Tiempo y Eternidad
______________________
José Manuel Otaolaurruchi, L.C.
Un mundo de sordos
Este domingo el evangelio nos presenta la curación de un sordo-tartamudo. Jesús, tocando
con sus dedos los oídos y la boca del enfermo, lo sanó. En el sacramento del bautismo se
sigue repitiendo este gesto de tocar los oídos y la boca del niño para que sea capaz de
escuchar la Palabra de Dios y de proclamar ante los hombres su fe.
La enfermedad de este hombre me recuerda otros tipos de sordera aún más tristes. Están los
que sólo oyen lo que les conviene, es el típico personaje que anda por la vida escabullendo
responsabilidades con cara de “yo no fui”, que no se moja ni se compromete. El que nunca
dice: “esa boca es mía” y cuando se le enfrenta contesta: “que no sabía”, “que no le
informaron” y se queda tan fresco como si tal cosa.

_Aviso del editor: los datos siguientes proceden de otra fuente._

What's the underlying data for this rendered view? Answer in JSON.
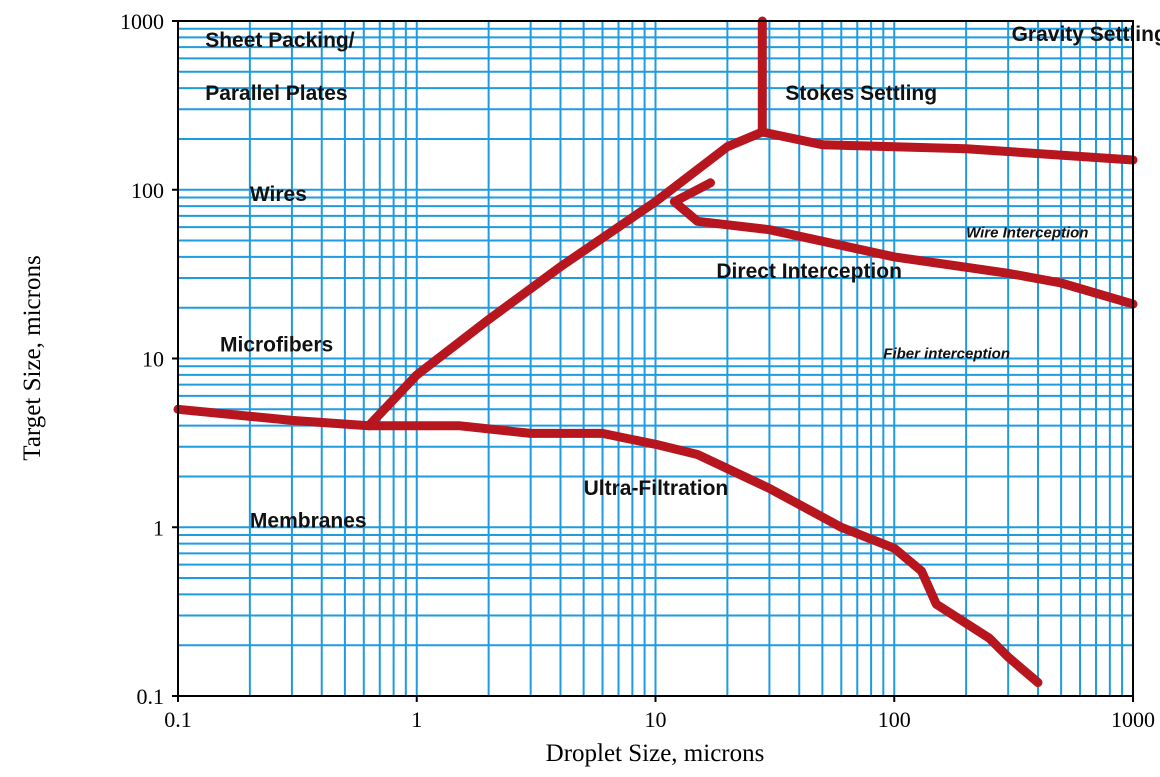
{
  "chart_data": {
    "type": "line",
    "xlabel": "Droplet Size, microns",
    "ylabel": "Target Size, microns",
    "x_scale": "log",
    "y_scale": "log",
    "xlim": [
      0.1,
      1000
    ],
    "ylim": [
      0.1,
      1000
    ],
    "grid": true,
    "x_ticks": [
      {
        "value": 0.1,
        "label": "0.1"
      },
      {
        "value": 1,
        "label": "1"
      },
      {
        "value": 10,
        "label": "10"
      },
      {
        "value": 100,
        "label": "100"
      },
      {
        "value": 1000,
        "label": "1000"
      }
    ],
    "y_ticks": [
      {
        "value": 0.1,
        "label": "0.1"
      },
      {
        "value": 1,
        "label": "1"
      },
      {
        "value": 10,
        "label": "10"
      },
      {
        "value": 100,
        "label": "100"
      },
      {
        "value": 1000,
        "label": "1000"
      }
    ],
    "colors": {
      "grid": "#1f9be0",
      "boundary": "#b7161f",
      "axis": "#000000"
    },
    "series": [
      {
        "points": [
          [
            0.1,
            5.0
          ],
          [
            0.3,
            4.3
          ],
          [
            0.63,
            4.0
          ],
          [
            1.5,
            4.0
          ],
          [
            3.0,
            3.6
          ],
          [
            6.0,
            3.6
          ],
          [
            10,
            3.1
          ],
          [
            15,
            2.7
          ],
          [
            30,
            1.7
          ],
          [
            60,
            1.0
          ],
          [
            100,
            0.75
          ],
          [
            130,
            0.55
          ],
          [
            150,
            0.35
          ],
          [
            250,
            0.22
          ],
          [
            300,
            0.17
          ],
          [
            400,
            0.12
          ]
        ]
      },
      {
        "points": [
          [
            0.63,
            4.0
          ],
          [
            1.0,
            8.0
          ],
          [
            2.0,
            17
          ],
          [
            4.0,
            35
          ],
          [
            10,
            85
          ],
          [
            20,
            180
          ],
          [
            28,
            220
          ]
        ]
      },
      {
        "points": [
          [
            28,
            1000
          ],
          [
            28,
            220
          ]
        ]
      },
      {
        "points": [
          [
            28,
            220
          ],
          [
            50,
            185
          ],
          [
            100,
            180
          ],
          [
            200,
            175
          ],
          [
            1000,
            150
          ]
        ]
      },
      {
        "points": [
          [
            17,
            110
          ],
          [
            12,
            85
          ],
          [
            15,
            65
          ],
          [
            30,
            58
          ],
          [
            100,
            40
          ],
          [
            300,
            32
          ],
          [
            500,
            28
          ],
          [
            1000,
            21
          ]
        ]
      }
    ],
    "annotations": [
      {
        "text": "Sheet Packing/",
        "x": 0.13,
        "y": 700,
        "size": "normal"
      },
      {
        "text": "Parallel Plates",
        "x": 0.13,
        "y": 340,
        "size": "normal"
      },
      {
        "text": "Gravity Settling",
        "x": 310,
        "y": 760,
        "size": "normal"
      },
      {
        "text": "Stokes Settling",
        "x": 35,
        "y": 340,
        "size": "normal"
      },
      {
        "text": "Wires",
        "x": 0.2,
        "y": 86,
        "size": "normal"
      },
      {
        "text": "Wire Interception",
        "x": 200,
        "y": 52,
        "size": "small"
      },
      {
        "text": "Direct Interception",
        "x": 18,
        "y": 30,
        "size": "normal"
      },
      {
        "text": "Microfibers",
        "x": 0.15,
        "y": 11,
        "size": "normal"
      },
      {
        "text": "Fiber interception",
        "x": 90,
        "y": 10,
        "size": "small"
      },
      {
        "text": "Ultra-Filtration",
        "x": 5,
        "y": 1.55,
        "size": "normal"
      },
      {
        "text": "Membranes",
        "x": 0.2,
        "y": 1.0,
        "size": "normal"
      }
    ]
  }
}
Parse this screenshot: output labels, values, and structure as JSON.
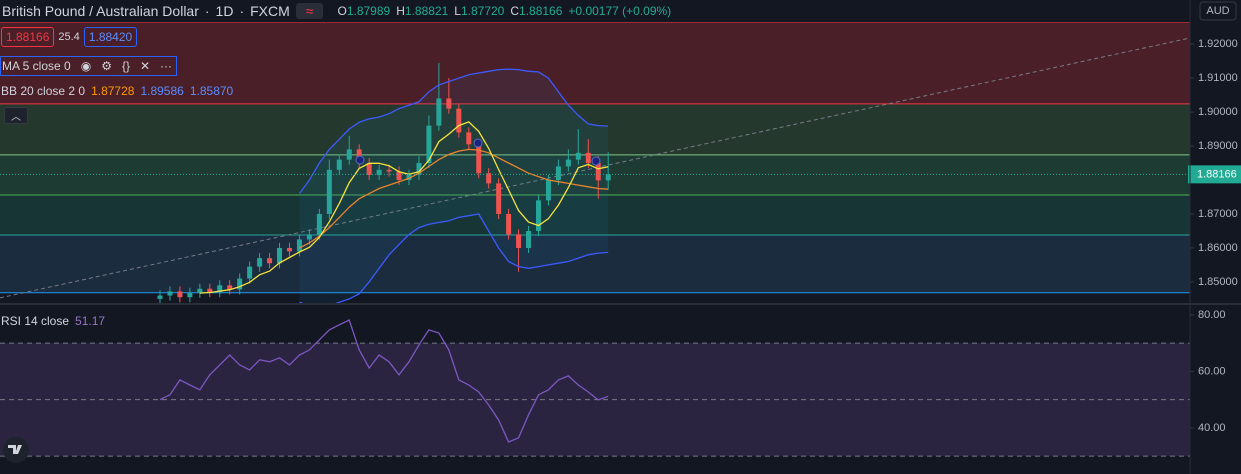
{
  "header": {
    "title": "British Pound / Australian Dollar",
    "interval": "1D",
    "source": "FXCM",
    "ohlc_letters": [
      "O",
      "H",
      "L",
      "C"
    ],
    "ohlc_values": [
      "1.87989",
      "1.88821",
      "1.87720",
      "1.88166"
    ],
    "change": "+0.00177 (+0.09%)",
    "sell": "1.88166",
    "spread": "25.4",
    "buy": "1.88420",
    "currency": "AUD"
  },
  "chart_data": [
    {
      "type": "candlestick",
      "ma_label": "MA 5 close 0",
      "bb_label": "BB 20 close 2 0",
      "bb_value_labels": [
        "1.87728",
        "1.89586",
        "1.85870"
      ],
      "up_color": "#26a69a",
      "down_color": "#ef5350",
      "open": [
        1.845,
        1.846,
        1.8472,
        1.8455,
        1.8468,
        1.848,
        1.847,
        1.849,
        1.8478,
        1.851,
        1.8545,
        1.857,
        1.8555,
        1.86,
        1.859,
        1.8625,
        1.864,
        1.87,
        1.883,
        1.886,
        1.889,
        1.885,
        1.8815,
        1.883,
        1.8825,
        1.88,
        1.8815,
        1.885,
        1.896,
        1.904,
        1.901,
        1.894,
        1.8905,
        1.882,
        1.879,
        1.87,
        1.864,
        1.86,
        1.865,
        1.874,
        1.88,
        1.884,
        1.886,
        1.888,
        1.885,
        1.87989
      ],
      "high": [
        1.8475,
        1.8487,
        1.8487,
        1.8483,
        1.8495,
        1.8495,
        1.8505,
        1.8505,
        1.8525,
        1.856,
        1.8585,
        1.8585,
        1.8615,
        1.8615,
        1.864,
        1.8655,
        1.8715,
        1.886,
        1.8875,
        1.893,
        1.8905,
        1.8865,
        1.8845,
        1.8845,
        1.884,
        1.883,
        1.887,
        1.899,
        1.9145,
        1.91,
        1.9025,
        1.8955,
        1.892,
        1.8835,
        1.8805,
        1.8715,
        1.8655,
        1.8665,
        1.8755,
        1.8815,
        1.886,
        1.889,
        1.895,
        1.892,
        1.887,
        1.88821
      ],
      "low": [
        1.8435,
        1.8445,
        1.844,
        1.844,
        1.8453,
        1.8455,
        1.8455,
        1.8463,
        1.8463,
        1.8495,
        1.853,
        1.854,
        1.854,
        1.8575,
        1.8575,
        1.861,
        1.8625,
        1.8685,
        1.8815,
        1.8845,
        1.8835,
        1.88,
        1.88,
        1.881,
        1.8785,
        1.8785,
        1.88,
        1.8835,
        1.8945,
        1.8995,
        1.8925,
        1.889,
        1.8805,
        1.8775,
        1.8685,
        1.8625,
        1.853,
        1.8585,
        1.8635,
        1.8725,
        1.8785,
        1.8825,
        1.8845,
        1.8835,
        1.8745,
        1.8772
      ],
      "close": [
        1.846,
        1.8472,
        1.8455,
        1.8468,
        1.848,
        1.847,
        1.849,
        1.8478,
        1.851,
        1.8545,
        1.857,
        1.8555,
        1.86,
        1.859,
        1.8625,
        1.864,
        1.87,
        1.883,
        1.886,
        1.889,
        1.885,
        1.8815,
        1.883,
        1.8825,
        1.88,
        1.8815,
        1.885,
        1.896,
        1.904,
        1.901,
        1.894,
        1.8905,
        1.882,
        1.879,
        1.87,
        1.864,
        1.86,
        1.865,
        1.874,
        1.88,
        1.884,
        1.886,
        1.888,
        1.885,
        1.87989,
        1.88166
      ],
      "ma": {
        "color": "#f7e43a",
        "values": [
          null,
          null,
          null,
          null,
          1.8467,
          1.8469,
          1.8473,
          1.8477,
          1.8486,
          1.8499,
          1.8521,
          1.8532,
          1.8556,
          1.8572,
          1.8588,
          1.8602,
          1.8631,
          1.8677,
          1.8731,
          1.8792,
          1.8834,
          1.8849,
          1.8849,
          1.8842,
          1.8824,
          1.8817,
          1.8824,
          1.8858,
          1.8913,
          1.8935,
          1.896,
          1.8971,
          1.8943,
          1.8893,
          1.8831,
          1.8771,
          1.871,
          1.8676,
          1.8666,
          1.8686,
          1.8726,
          1.8778,
          1.8836,
          1.8846,
          1.8833,
          1.8839
        ]
      },
      "bb_basis": {
        "color": "#e8842e",
        "values": [
          null,
          null,
          null,
          null,
          null,
          null,
          null,
          null,
          null,
          null,
          null,
          null,
          null,
          null,
          1.86,
          1.8615,
          1.8635,
          1.866,
          1.869,
          1.872,
          1.8745,
          1.876,
          1.8775,
          1.8785,
          1.8795,
          1.8805,
          1.882,
          1.884,
          1.886,
          1.8875,
          1.8885,
          1.889,
          1.8888,
          1.888,
          1.8865,
          1.885,
          1.8835,
          1.882,
          1.881,
          1.88,
          1.8795,
          1.879,
          1.8785,
          1.878,
          1.8775,
          1.87728
        ]
      },
      "bb_upper": {
        "color": "#3d5afe",
        "values": [
          null,
          null,
          null,
          null,
          null,
          null,
          null,
          null,
          null,
          null,
          null,
          null,
          null,
          null,
          1.876,
          1.88,
          1.885,
          1.889,
          1.892,
          1.895,
          1.897,
          1.898,
          1.8985,
          1.8995,
          1.901,
          1.902,
          1.903,
          1.906,
          1.908,
          1.909,
          1.91,
          1.911,
          1.9115,
          1.912,
          1.9125,
          1.9126,
          1.9125,
          1.912,
          1.9118,
          1.91,
          1.906,
          1.902,
          1.899,
          1.8965,
          1.896,
          1.89586
        ]
      },
      "bb_lower": {
        "color": "#3d5afe",
        "values": [
          null,
          null,
          null,
          null,
          null,
          null,
          null,
          null,
          null,
          null,
          null,
          null,
          null,
          null,
          1.844,
          1.843,
          1.842,
          1.843,
          1.844,
          1.845,
          1.8465,
          1.85,
          1.854,
          1.858,
          1.861,
          1.864,
          1.866,
          1.867,
          1.8675,
          1.868,
          1.869,
          1.8695,
          1.87,
          1.865,
          1.86,
          1.856,
          1.8545,
          1.854,
          1.8545,
          1.855,
          1.8555,
          1.856,
          1.857,
          1.858,
          1.8585,
          1.8587
        ]
      },
      "ylim": [
        1.8438,
        1.9265
      ],
      "yticks": [
        {
          "value": 1.92,
          "label": "1.92000"
        },
        {
          "value": 1.91,
          "label": "1.91000"
        },
        {
          "value": 1.9,
          "label": "1.90000"
        },
        {
          "value": 1.89,
          "label": "1.89000"
        },
        {
          "value": 1.88,
          "label": "1.88000"
        },
        {
          "value": 1.87,
          "label": "1.87000"
        },
        {
          "value": 1.86,
          "label": "1.86000"
        },
        {
          "value": 1.85,
          "label": "1.85000"
        }
      ],
      "levels": [
        {
          "value": 1.9265,
          "color": "#f23645"
        },
        {
          "value": 1.9024,
          "color": "#f23645"
        },
        {
          "value": 1.8874,
          "color": "#81c784"
        },
        {
          "value": 1.8756,
          "color": "#4caf50"
        },
        {
          "value": 1.8638,
          "color": "#26a69a"
        },
        {
          "value": 1.8468,
          "color": "#2196f3"
        }
      ],
      "zone_colors": [
        "#4a1f27",
        "#24382e",
        "#1d3b33",
        "#173534",
        "#1b2c3f"
      ],
      "trendline": {
        "color": "#787b86",
        "values": [
          1.8453,
          1.9218
        ]
      },
      "last_price_label": "1.88166",
      "last_price_color": "#22ab94"
    },
    {
      "type": "line",
      "title": "RSI 14 close",
      "value_label": "51.17",
      "color": "#7e57c2",
      "values": [
        50,
        51.7,
        57,
        55.2,
        53.5,
        58.8,
        62.3,
        65.8,
        62.3,
        60.5,
        64.1,
        63.4,
        64.8,
        62.3,
        65.8,
        67.6,
        71.2,
        74.7,
        76.5,
        78.2,
        67.6,
        61.2,
        65.8,
        63.4,
        58.8,
        63.4,
        69.4,
        74.7,
        73.6,
        67.6,
        57,
        55.2,
        52.7,
        48.1,
        42.8,
        35,
        36.5,
        44.6,
        51.7,
        53.5,
        57,
        58.4,
        55.2,
        52.7,
        49.9,
        51.17
      ],
      "ylim": [
        25.1,
        83.5
      ],
      "yticks": [
        {
          "value": 80,
          "label": "80.00"
        },
        {
          "value": 60,
          "label": "60.00"
        },
        {
          "value": 40,
          "label": "40.00"
        }
      ],
      "levels": [
        70,
        50,
        30
      ],
      "band_color": "#2a2440"
    }
  ]
}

En segundo lugar están los obsesivos, los que trastornan la realidad y entienden lo que ellos
quieren entender. Lo que sucede es que interpretan los hechos en clave de sus ideas. Son los
auténticos idiotas, pues etimológicamente idiota significa: apegado a su propia idea.
Carecen de perspectiva para percibir la realidad y su discurso se torna repetitivo, rayado,
persistente. Estos son los que ven “moros con alfanjes” por todos lados, y por lo mismo son
incapaces de estar abiertos a otras realidades.
Aún más grave estaría la ceguera moral. Los que no reconocen su realidad y viven en la
mentira. Pensemos, por ejemplo, en la multitud de bebedores que estando enfermos de
alcoholismo, no quieren reconocerlo. Viviendo un drama familiar, económico y personal,
no escuchan los consejos para salir de su problema y mucho menos aceptan someterse a un
tratamiento.
Finalmente están los incapaces de escuchar a Dios: los ateos, agnósticos o escépticos. Los
primeros no creen que Dios exista, los otros niegan la capacidad del hombre para adquirir
un conocimiento de Dios y los terceros dudan de la existencia de una verdad trascendente.
“Porque aunque miren no ven, y aunque oyen no escuchan ni entienden” (Mt. 13,13).
Tener fe en sentido bíblico significa: escuchar. El que escucha es el que cree y obedece. La
fe es un don de Dios que debemos pedir y cultivar. Dios se manifiesta a través de la
Palabra. Si decimos que Cristo es el Verbo de Dios hecho hombre, la actitud correcta es la
de escuchar. No por nada encontramos en la biblia tantas veces la expresión: “Escucha,
Israel…” (Dt. 4,36) “Dichosos los que escuchan la voz de Dios y la ponen en práctica”.
El sordo no conocía a Cristo y se abrió a la fe. ¡Cuánto nos puede ayudar su testimonio para
estar atentos a las luces del Espíritu Santo y saber escuchar su voz en nuestro corazón!